1

Original YAML file is

toplevel:
  #comment1
  hello: gut
  #comment2
  howdy: gut #horizontalcomment
  #comment3
  #comment4
  gets: gut
  #comment5

In python, I did

yml = ruamel.yaml.round_trip_load(yaml_input_str)
exec("del yml['toplevel']['gets']")
output_str = ruamel.yaml.round_trip_dump(yml)

output_str becomes

toplevel:
  #comment1
  hello: gut
  #comment2
  howdy: gut #horizontalcomment
  #comment5

and comment3 and comment4 disappear. Is this as-designed or is it a bug?

SuperStormer
  • 4,997
  • 5
  • 25
  • 35
A. Leung
  • 21
  • 3
  • 1
    Look at this answer: http://stackoverflow.com/a/38252508/252648. Looks like the handling of comments are not fully done. – Turing Nov 29 '16 at 21:57
  • 1
    @mangoDrunk The intention of `ruamel.yaml`'s round-trip mode is to be able to load a YAML file (e.g. used for configuration), change some values and write the file back out without losing the comments. What the author, of the post you link to, tries to do lies beyond it designed purpose. There just happen to be some mechanisms in `ruamel.yaml` that make it more easy to achieve that goal, than starting from other Python packages in which comments are not fully done (i.e. every other Python package), including that the comments are not thrown away while reading. – Anthon Nov 30 '16 at 10:20

1 Answers1

0

That is as designed. But is, as so much of ruamel.yaml, underdocumented, primarily as a result of laziness of the package author.

The comments are associated with the keys, not with some position relative to the beginning of a mapping. Because of the way the YAML is tokenized the comments are associated with a following key. The result of this is that if there is no longer a key, the comment is still available, but no longer emitted.

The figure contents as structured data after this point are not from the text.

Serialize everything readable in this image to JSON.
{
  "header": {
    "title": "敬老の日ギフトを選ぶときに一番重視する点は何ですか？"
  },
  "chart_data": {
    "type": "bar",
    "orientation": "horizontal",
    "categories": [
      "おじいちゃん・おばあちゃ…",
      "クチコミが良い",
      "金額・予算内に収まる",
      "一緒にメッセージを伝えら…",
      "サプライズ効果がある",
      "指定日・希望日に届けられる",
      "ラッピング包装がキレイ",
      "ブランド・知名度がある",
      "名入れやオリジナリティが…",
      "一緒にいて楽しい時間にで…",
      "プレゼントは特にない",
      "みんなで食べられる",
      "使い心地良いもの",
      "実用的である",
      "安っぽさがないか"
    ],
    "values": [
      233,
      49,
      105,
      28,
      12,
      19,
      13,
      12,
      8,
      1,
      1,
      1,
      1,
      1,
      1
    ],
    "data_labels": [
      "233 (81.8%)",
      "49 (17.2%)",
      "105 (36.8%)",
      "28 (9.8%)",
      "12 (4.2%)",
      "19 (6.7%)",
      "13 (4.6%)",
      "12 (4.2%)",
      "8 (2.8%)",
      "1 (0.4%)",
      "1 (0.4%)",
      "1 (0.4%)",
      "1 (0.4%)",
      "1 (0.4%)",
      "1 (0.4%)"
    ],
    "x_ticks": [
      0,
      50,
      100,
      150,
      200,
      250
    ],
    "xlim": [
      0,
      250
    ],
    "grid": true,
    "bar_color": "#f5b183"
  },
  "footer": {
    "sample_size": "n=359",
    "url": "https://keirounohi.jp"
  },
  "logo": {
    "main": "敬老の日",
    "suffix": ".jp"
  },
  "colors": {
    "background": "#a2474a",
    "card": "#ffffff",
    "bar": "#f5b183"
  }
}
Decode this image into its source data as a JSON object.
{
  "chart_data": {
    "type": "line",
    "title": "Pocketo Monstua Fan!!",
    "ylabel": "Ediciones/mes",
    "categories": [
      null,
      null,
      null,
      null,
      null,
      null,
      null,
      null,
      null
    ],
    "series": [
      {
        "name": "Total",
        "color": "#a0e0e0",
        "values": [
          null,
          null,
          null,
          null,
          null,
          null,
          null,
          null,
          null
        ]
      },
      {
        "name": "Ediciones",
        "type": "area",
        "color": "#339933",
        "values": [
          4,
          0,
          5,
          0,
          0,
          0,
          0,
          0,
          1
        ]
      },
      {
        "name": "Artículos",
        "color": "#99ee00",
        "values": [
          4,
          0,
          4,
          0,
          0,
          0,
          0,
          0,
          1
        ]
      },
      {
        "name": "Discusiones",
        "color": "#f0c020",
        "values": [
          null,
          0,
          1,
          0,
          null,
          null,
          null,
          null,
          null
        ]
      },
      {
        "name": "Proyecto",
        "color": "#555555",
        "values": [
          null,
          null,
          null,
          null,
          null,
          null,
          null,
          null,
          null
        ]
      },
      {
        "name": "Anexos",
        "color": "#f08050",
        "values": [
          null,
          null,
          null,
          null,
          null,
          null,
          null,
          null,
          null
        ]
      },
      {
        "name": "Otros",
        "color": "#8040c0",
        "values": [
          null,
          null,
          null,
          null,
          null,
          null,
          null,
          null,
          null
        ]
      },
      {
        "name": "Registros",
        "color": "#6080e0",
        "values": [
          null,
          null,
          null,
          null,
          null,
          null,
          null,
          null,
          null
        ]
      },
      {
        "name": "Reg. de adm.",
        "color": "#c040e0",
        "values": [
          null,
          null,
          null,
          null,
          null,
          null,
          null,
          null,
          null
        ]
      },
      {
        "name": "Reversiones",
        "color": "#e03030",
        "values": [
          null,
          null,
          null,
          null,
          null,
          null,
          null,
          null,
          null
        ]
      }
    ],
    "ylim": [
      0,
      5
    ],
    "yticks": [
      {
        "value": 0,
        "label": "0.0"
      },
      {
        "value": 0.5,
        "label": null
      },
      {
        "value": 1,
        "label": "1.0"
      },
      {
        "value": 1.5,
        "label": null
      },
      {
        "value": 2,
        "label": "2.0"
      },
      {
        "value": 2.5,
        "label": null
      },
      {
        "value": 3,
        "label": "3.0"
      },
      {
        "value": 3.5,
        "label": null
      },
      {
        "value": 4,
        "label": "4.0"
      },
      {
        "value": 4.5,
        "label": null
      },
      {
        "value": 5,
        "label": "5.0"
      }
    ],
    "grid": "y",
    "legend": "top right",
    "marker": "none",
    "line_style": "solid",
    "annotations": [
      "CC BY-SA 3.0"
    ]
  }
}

That side effect of this is that if you do:

import sys
import ruamel.yaml

yaml_str = """\
toplevel:
  #comment1
  hello: gut
  #comment2
  howdy: gut #horizontalcomment
  #comment3
  #comment4
  gets: gut
  #comment5
"""

data = ruamel.yaml.round_trip_load(yaml_str)
del data['toplevel']['gets']
ruamel.yaml.round_trip_dump(data, sys.stdout)

you get your output_str, and then if you follow that by:

data['toplevel']['gets'] = 42
ruamel.yaml.round_trip_dump(data, sys.stdout)

you'll get:

toplevel:
  #comment1
  hello: gut
  #comment2
  howdy: gut #horizontalcomment
  #comment3
  #comment4
  gets: 42
  #comment5

so the comments "magically" reappear.

If you want to move the comments to the end of the nested mapping (with key 'toplevel'), you can do:

comment_tokens = data['toplevel'].ca.items['gets'][1]
del data['toplevel'].ca.items['gets']  # not strictly necessary
data['toplevel'].ca.end = comment_tokens

and you'll get:

toplevel:
  #comment1
  hello: gut
  #comment2
  howdy: gut #horizontalcomment
  #comment3
  #comment4
  #comment5

which is probably what you expected in the first place.


That leaves me wondering why you use exec() instead of directly using:

del yml['toplevel']['gets']
Anthon
  • 69,918
  • 32
  • 186
  • 246